Question

The accessibility of rotational degrees of freedom. Diatomic ideal gases at \(T=300 \mathrm{~K}\) have rotational partition functions of approximately \(q=200\). At what temperature would \(q\) become small (say \(q<10\) ) so that quantum effects become important?

Short answer

At temperatures below 15 K, the rotational partition function q will be less than 10.

Step-by-step solution

Understand the Given Data

We're given that the rotational partition function, denoted as \(q\), is 200 at a temperature \(T=300 \, \mathrm{K}\). We need to determine the temperature at which \(q\) becomes less than 10.

Rotational Partition Function Formula

The rotational partition function for a diatomic molecule is given by: \[ q = \frac{T}{\theta_{rot}} \] where \(\theta_{rot}\) is the characteristic rotational temperature.

Calculate Characteristic Rotational Temperature

Using the given value \(q = 200\) at \(T=300 \, \mathrm{K}\), solve for \(\theta_{rot}\):\[ \theta_{rot} = \frac{T}{q} = \frac{300}{200} = 1.5 \, \mathrm{K} \]

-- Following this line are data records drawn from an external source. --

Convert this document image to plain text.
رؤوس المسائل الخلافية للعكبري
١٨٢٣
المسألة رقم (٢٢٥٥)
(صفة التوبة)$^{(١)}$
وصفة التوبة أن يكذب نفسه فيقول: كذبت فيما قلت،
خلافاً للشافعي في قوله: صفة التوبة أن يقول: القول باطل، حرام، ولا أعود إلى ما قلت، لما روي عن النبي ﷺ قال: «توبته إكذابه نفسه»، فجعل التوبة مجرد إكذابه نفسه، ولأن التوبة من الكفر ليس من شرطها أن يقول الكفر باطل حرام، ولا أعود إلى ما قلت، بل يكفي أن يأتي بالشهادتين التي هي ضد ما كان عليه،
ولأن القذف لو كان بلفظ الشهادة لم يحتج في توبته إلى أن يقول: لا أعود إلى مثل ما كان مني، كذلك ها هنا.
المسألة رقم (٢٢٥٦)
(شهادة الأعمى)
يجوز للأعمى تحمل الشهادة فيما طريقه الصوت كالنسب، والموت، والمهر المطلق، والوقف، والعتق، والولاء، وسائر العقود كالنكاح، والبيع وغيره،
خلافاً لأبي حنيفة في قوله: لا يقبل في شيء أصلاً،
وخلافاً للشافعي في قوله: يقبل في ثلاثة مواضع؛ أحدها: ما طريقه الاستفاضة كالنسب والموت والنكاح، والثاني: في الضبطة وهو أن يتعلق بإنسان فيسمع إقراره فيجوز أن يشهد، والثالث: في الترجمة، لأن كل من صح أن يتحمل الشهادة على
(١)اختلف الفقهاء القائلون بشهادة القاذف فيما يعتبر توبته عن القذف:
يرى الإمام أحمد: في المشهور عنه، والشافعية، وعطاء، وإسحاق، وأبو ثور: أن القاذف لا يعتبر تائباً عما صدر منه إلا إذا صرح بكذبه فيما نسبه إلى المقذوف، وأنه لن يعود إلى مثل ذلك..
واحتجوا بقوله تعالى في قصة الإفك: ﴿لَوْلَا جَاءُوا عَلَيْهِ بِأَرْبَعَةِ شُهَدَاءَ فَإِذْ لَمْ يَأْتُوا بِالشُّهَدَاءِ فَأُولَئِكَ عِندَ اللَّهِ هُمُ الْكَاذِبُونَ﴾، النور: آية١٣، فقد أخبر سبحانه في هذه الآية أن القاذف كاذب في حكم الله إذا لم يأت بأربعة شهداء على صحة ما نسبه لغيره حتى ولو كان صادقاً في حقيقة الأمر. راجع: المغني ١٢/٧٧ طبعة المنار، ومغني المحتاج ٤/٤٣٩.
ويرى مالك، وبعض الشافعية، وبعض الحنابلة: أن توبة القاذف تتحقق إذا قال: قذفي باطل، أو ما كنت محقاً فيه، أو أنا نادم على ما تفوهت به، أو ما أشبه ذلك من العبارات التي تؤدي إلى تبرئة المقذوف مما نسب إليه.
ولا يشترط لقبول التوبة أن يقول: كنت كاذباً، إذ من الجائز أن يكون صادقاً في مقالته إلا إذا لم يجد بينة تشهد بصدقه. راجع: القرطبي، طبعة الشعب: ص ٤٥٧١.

Find the Temperature for \(q

To find the temperature at which \(q < 10\), we use the same formula and solve for \(T\):\[ q < 10 \Rightarrow \frac{T}{1.5} < 10 \Rightarrow T < 10 \times 1.5 = 15 \, \mathrm{K} \]

Key concepts

Rotational Degrees of Freedom

In the context of molecular thermodynamics, **rotational degrees of freedom** refer to the number of independent ways a molecule can rotate. For diatomic molecules, such as oxygen or nitrogen, there are typically two principal axes of rotation. These are orthogonal to the bond axis connecting the two atoms.

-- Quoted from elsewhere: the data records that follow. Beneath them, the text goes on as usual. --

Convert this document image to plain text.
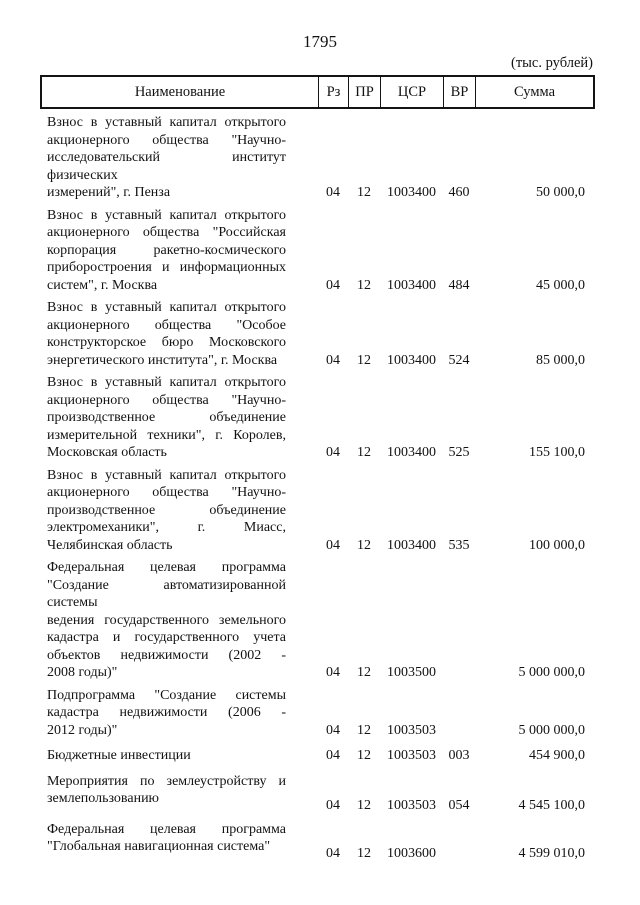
1795
(тыс. рублей)
Наименование	Рз	ПР	ЦСР	ВР	Сумма
Взнос в уставный капитал открытого
акционерного общества "Научно-
исследовательский институт физических
измерений", г. Пенза	04	12	1003400 460	50 000,0
Взнос в уставный капитал открытого
акционерного общества "Российская
корпорация ракетно-космического
приборостроения и информационных
систем", г. Москва	04	12	1003400 484	45 000,0
Взнос в уставный капитал открытого
акционерного общества "Особое
конструкторское бюро Московского
энергетического института", г. Москва	04	12	1003400 524	85 000,0
Взнос в уставный капитал открытого
акционерного общества "Научно-
производственное объединение
измерительной техники", г. Королев,
Московская область	04	12	1003400 525	155 100,0
Взнос в уставный капитал открытого
акционерного общества "Научно-
производственное объединение
электромеханики", г. Миасс,
Челябинская область	04	12	1003400 535	100 000,0
Федеральная целевая программа
"Создание автоматизированной системы
ведения государственного земельного
кадастра и государственного учета
объектов недвижимости (2002 -
2008 годы)"	04	12	1003500	5 000 000,0
Подпрограмма "Создание системы
кадастра недвижимости (2006 -
2012 годы)"	04	12	1003503	5 000 000,0
Бюджетные инвестиции	04	12	1003503 003	454 900,0
Мероприятия по землеустройству и
землепользованию	04	12	1003503 054	4 545 100,0
Федеральная целевая программа
"Глобальная навигационная система"	04	12	1003600	4 599 010,0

Each degree of freedom contributes to the energy stored in the system, thereby influencing the overall thermodynamic properties. At higher temperatures, more rotational energy levels become accessible, leading to higher values of the rotational partition function, denoted as \(q\).

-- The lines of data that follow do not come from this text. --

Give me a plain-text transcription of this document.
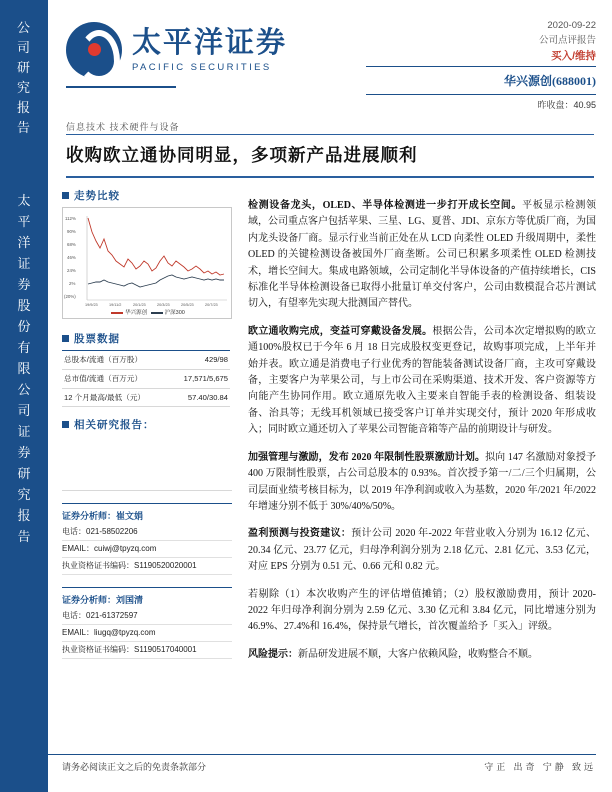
公
司
研
究
报
告
太
平
洋
证
券
股
份
有
限
公
司
证
券
研
究
报
告
太平洋证券
PACIFIC SECURITIES
2020-09-22
公司点评报告
买入/维持
华兴源创(688001)
昨收盘：40.95
信息技术 技术硬件与设备
收购欧立通协同明显，多项新产品进展顺利
走势比较
112%
90%
68%
46%
24%
2%
(20%)
19/9/23	19/11/2	20/1/23	20/3/23	20/5/23	20/7/23
华兴源创	沪深300
股票数据
总股本/流通（百万股）	429/98
总市值/流通（百万元）	17,571/5,675
12 个月最高/最低（元）	57.40/30.84
相关研究报告：
证券分析师：崔文娟
电话：021-58502206
EMAIL：cuiwj@tpyzq.com
执业资格证书编码：S1190520020001
证券分析师：刘国清
电话：021-61372597
EMAIL：liugq@tpyzq.com
执业资格证书编码：S1190517040001

检测设备龙头，OLED、半导体检测进一步打开成长空间。平板显示检测领域，公司重点客户包括苹果、三星、LG、夏普、JDI、京东方等优质厂商，为国内龙头设备厂商。显示行业当前正处在从 LCD 向柔性 OLED 升级周期中，柔性 OLED 的关键检测设备被国外厂商垄断。公司已积累多项柔性 OLED 检测技术，增长空间大。集成电路领域，公司定制化半导体设备的产值持续增长，CIS 标准化半导体检测设备已取得小批量订单交付客户，公司由数模混合芯片测试切入，有望率先实现大批测国产替代。

欧立通收购完成，变益可穿戴设备发展。根据公告，公司本次定增拟购的欧立通100%股权已于今年 6 月 18 日完成股权变更登记，故购事项完成，上半年并始并表。欧立通是消费电子行业优秀的智能装备测试设备厂商，主攻可穿戴设备，主要客户为苹果公司，与上市公司在采购渠道、技术开发、客户资源等方向能产生协同作用。欧立通原先收入主要来自智能手表的检测设备、组装设备、治具等；无线耳机领域已接受客户订单并实现交付，预计 2020 年形成收入；同时欧立通还切入了苹果公司智能音箱等产品的前期设计与研发。

加强管理与激励，发布 2020 年限制性股票激励计划。拟向 147 名激励对象授予 400 万限制性股票，占公司总股本的 0.93%。首次授予第一/二/三个归属期，公司层面业绩考核目标为，以 2019 年净利润或收入为基数，2020 年/2021 年/2022 年增速分别不低于 30%/40%/50%。

盈利预测与投资建议：预计公司 2020 年-2022 年营业收入分别为 16.12 亿元、20.34 亿元、23.77 亿元，归母净利润分别为 2.18 亿元、2.81 亿元、3.53 亿元，对应 EPS 分别为 0.51 元、0.66 元和 0.82 元。

若剔除（1）本次收购产生的评估增值摊销；（2）股权激励费用，预计 2020-2022 年归母净利润分别为 2.59 亿元、3.30 亿元和 3.84 亿元，同比增速分别为 46.9%、27.4%和 16.4%，保持景气增长，首次覆盖给予「买入」评级。

风险提示：新品研发进展不顺，大客户依赖风险，收购整合不顺。

请务必阅读正文之后的免责条款部分	守正 出奇 宁静 致远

Understanding rotational degrees of freedom helps us calculate important parameters like the rotational partition function, which are essential for predicting the behavior of gases.

Quantum Effects

As temperatures decrease, **quantum effects** become increasingly important in determining the behavior of rotational energy levels. At very low temperatures, the energy levels are not continuously accessible; instead, they become quantized. This means that only specific rotational states are energetically permissible.

In this exercise, quantum effects become significant when the rotational partition function \(q\) drops below 10. This indicates that fewer rotational states are accessible for the molecule, and it transitions from classical behavior (where many states are accessible) to quantum behavior (where fewer states are accessible).

Addressing these quantum effects is crucial for accurately modeling molecular behavior at low temperatures.

Characteristic Rotational Temperature

The **characteristic rotational temperature** \(\theta_{rot}\) is a fundamental property that influences the rotational behavior of a molecule. It is defined as the temperature at which the average rotational energy is comparable to the spacing between rotational energy levels.

In this exercise, it was determined that \(\theta_{rot} = 1.5 \text{ K}\) for a diatomic gas. The rotational partition function \(q\) is given by the formula \ q = \frac{T}{\theta_{rot}} \. This relationship tells us that \(q\) is directly proportional to the temperature \(T\).

To find the temperature at which \(q < 10\), we rearranged the formula and solved for \(T\). By doing so, we discovered that when \(T < 15 \text{ K}\), quantum effects dominate, and the rotational partition function becomes small. Understanding \(\theta_{rot}\) is key to predicting molecular behavior across different temperature ranges.